October 3-8, 1979
The twentieth century saw an unprecedented, worldwide acceleration of social change. Often, such rapid evolution outpaced time-honored values and practices, eroding their currency, overwhelming cultural self-determination and displacing the local with the foreign. In a time-span as short as a single generation, entire languages, musical traditions, and other expressive cultural systems were abandoned in favor of cultural trappings invented by others. The 43rd annual Smithsonian Folklife Festival in 2009 told another version of this story, inviting visitors to explore the process of cultural evolution from the other side of the equation. Festival audiences were able to experience the creativity, resilience, and fortitude of people, institutions, and cultures that follow their own path amid a torrent of contrarian voices.
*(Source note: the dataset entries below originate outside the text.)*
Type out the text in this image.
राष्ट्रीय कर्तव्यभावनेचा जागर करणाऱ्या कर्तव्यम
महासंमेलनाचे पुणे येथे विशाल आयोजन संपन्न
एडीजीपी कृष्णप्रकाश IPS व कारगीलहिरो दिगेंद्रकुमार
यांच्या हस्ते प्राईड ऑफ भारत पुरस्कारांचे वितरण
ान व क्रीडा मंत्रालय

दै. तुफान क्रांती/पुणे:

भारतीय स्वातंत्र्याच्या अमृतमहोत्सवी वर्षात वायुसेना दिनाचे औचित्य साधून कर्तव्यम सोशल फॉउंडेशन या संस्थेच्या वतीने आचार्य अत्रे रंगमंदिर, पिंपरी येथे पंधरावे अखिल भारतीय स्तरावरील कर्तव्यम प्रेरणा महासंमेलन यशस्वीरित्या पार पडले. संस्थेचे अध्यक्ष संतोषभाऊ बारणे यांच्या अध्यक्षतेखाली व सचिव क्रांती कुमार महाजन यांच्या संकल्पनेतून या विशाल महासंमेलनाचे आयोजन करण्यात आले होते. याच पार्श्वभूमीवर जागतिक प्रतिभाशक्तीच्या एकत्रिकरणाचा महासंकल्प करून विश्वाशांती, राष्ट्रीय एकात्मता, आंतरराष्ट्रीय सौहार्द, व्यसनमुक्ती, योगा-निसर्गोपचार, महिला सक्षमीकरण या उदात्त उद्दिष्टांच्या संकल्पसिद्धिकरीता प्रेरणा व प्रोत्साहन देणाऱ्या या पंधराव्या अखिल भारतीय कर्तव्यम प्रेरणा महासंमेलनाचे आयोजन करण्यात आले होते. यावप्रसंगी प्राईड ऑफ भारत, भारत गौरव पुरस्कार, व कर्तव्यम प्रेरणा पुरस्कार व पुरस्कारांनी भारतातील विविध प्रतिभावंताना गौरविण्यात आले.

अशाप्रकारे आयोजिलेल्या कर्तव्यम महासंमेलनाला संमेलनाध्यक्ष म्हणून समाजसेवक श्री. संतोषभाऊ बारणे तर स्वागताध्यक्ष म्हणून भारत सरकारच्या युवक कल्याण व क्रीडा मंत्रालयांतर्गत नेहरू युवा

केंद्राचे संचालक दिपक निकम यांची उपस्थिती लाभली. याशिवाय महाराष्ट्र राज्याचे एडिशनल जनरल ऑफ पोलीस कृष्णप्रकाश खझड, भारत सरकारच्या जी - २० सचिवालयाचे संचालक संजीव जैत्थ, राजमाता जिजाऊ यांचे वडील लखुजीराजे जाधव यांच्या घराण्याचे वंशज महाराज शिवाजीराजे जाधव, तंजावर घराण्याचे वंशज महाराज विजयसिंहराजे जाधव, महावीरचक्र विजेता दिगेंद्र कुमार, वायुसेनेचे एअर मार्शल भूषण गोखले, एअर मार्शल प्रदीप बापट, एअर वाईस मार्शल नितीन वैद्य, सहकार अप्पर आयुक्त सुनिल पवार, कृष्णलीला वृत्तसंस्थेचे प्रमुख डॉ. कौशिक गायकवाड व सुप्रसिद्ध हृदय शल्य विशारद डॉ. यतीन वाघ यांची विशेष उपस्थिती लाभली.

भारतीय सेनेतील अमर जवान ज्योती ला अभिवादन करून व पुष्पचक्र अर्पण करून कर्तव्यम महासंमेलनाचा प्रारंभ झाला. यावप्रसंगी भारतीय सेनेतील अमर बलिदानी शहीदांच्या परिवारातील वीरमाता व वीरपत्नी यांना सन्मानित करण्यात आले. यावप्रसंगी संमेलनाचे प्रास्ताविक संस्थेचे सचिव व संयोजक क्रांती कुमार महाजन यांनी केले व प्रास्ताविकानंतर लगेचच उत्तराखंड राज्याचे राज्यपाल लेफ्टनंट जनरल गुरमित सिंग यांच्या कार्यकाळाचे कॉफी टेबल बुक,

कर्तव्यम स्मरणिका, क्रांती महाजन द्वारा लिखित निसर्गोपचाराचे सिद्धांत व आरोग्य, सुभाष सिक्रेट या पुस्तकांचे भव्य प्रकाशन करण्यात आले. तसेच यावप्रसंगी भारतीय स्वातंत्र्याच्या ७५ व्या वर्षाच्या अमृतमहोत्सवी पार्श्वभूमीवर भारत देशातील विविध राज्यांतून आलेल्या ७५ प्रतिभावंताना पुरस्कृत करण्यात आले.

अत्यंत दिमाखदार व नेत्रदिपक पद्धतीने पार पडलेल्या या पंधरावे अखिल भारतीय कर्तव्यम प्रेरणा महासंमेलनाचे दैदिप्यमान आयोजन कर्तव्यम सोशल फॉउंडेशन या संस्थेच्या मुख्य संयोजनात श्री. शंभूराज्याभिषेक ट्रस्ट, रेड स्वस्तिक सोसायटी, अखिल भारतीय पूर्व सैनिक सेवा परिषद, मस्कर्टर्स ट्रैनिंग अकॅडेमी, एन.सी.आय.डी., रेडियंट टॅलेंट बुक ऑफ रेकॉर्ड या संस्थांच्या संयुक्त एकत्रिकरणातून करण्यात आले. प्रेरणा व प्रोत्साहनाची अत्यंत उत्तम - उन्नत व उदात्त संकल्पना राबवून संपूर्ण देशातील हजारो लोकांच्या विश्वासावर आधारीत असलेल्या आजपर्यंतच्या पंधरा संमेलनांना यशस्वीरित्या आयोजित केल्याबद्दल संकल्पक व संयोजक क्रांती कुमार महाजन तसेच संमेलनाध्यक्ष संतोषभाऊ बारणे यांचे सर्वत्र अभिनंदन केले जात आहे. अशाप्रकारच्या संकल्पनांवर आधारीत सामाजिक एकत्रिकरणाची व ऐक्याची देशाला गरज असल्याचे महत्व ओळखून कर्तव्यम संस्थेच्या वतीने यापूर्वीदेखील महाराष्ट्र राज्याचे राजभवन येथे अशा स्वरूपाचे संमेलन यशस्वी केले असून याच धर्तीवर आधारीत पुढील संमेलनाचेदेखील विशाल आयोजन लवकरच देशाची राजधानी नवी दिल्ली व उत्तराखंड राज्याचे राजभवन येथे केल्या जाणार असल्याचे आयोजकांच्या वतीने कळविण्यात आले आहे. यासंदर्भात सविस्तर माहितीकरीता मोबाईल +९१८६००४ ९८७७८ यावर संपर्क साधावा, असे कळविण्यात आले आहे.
Wales Smithsonian Cymru provided a forum for discovering how the Welsh people successfully integrate both the tradition and the change that are part of their cultural heritage. On the one hand, about onefifth of the country’s three million inhabitants speak Welsh (Cymru is the Welsh word for Wales). And the people of Wales still work to preserve the rustic rural landscapes that have long informed their sense of self. On the other hand, the Welsh can lay claim to the nineteenth-century mantle of being “the first industrialized nation,” and they take pride in their ongoing innovative spirit. How have the Welsh managed to navigate the turbulent waters of continuity and change to shepherd an economically and culturally sustainable society into the future? The Festival offered visitors the chance to find out firsthand from this “living exhibition” of Welsh heritage.
Giving Voice: The Power of Words in African American Culture presented living testimony to the resilience and imagination of a people. Out of three centuries of subjugation came a distinctive and separate Black world, a source of refuge and endurance in the face of cruel and wrenching societal decimation. Tapping the power and the play of African American oral traditions and verbal arts, the program “gave voice” to this poignant, powerful, and quintessentially American story of cultural transcendence. Organized in partnership with the National Museum of African American History and Culture, Giving Voice explored the realm of African American cultural creation via verbal expression, considering it as both a means of social resistance and a major contributor to contemporary American life. Festival visitors could listen and be moved by compelling stories about the history, struggles, and creativity of African Americans, told through six tracks of programming: storytelling, oral poetry, interpretive drama, children’s and youth culture, humor, and radio.
Las Américas: Un mundo musical /The Americas: A Musical World showed how the seemingly monolithic term música latina refers in reality to an inviting rainbow of musical sounds, styles, and traditions. The program also supplied vivid proof that music can amount to much more than just music. Each tradition represented in Las Américas is a musical flag of identity, a beacon that unites cultural communities, and a means of cultural self-actualization. This Festival program, the result of eight years of research and documentation, was the fourth and final in a series dedicated to exploring Latino music as a window into the cultures that give it meaning. The overarching project, entitled Nuestra Música: Music in Latino Culture, began with the Smithsonian Folkways Recordings series Tradiciones/Traditions. The series produced thirty recordings that had, as of the 2009 Festival, earned eight GRAMMY nominations, one GRAMMY, and one Latin GRAMMY. Additionally, the project included Música del Pueblo: A Smithsonian Virtual Exhibition ( musicadelpueblo.org), that featured dozens of video mini-documentaries of grassroots Latino musicians from the United States, Puerto Rico, and several Latin American countries.
The 2009 Festival took place for two five-day weeks (June 24-28 and July 1-5) between Madison Drive and Jefferson Drive and between 9th Street and 14th Street, south of the National Museum of American History and the National Museum of Natural History. It featured three programs and the Rinzler Concert.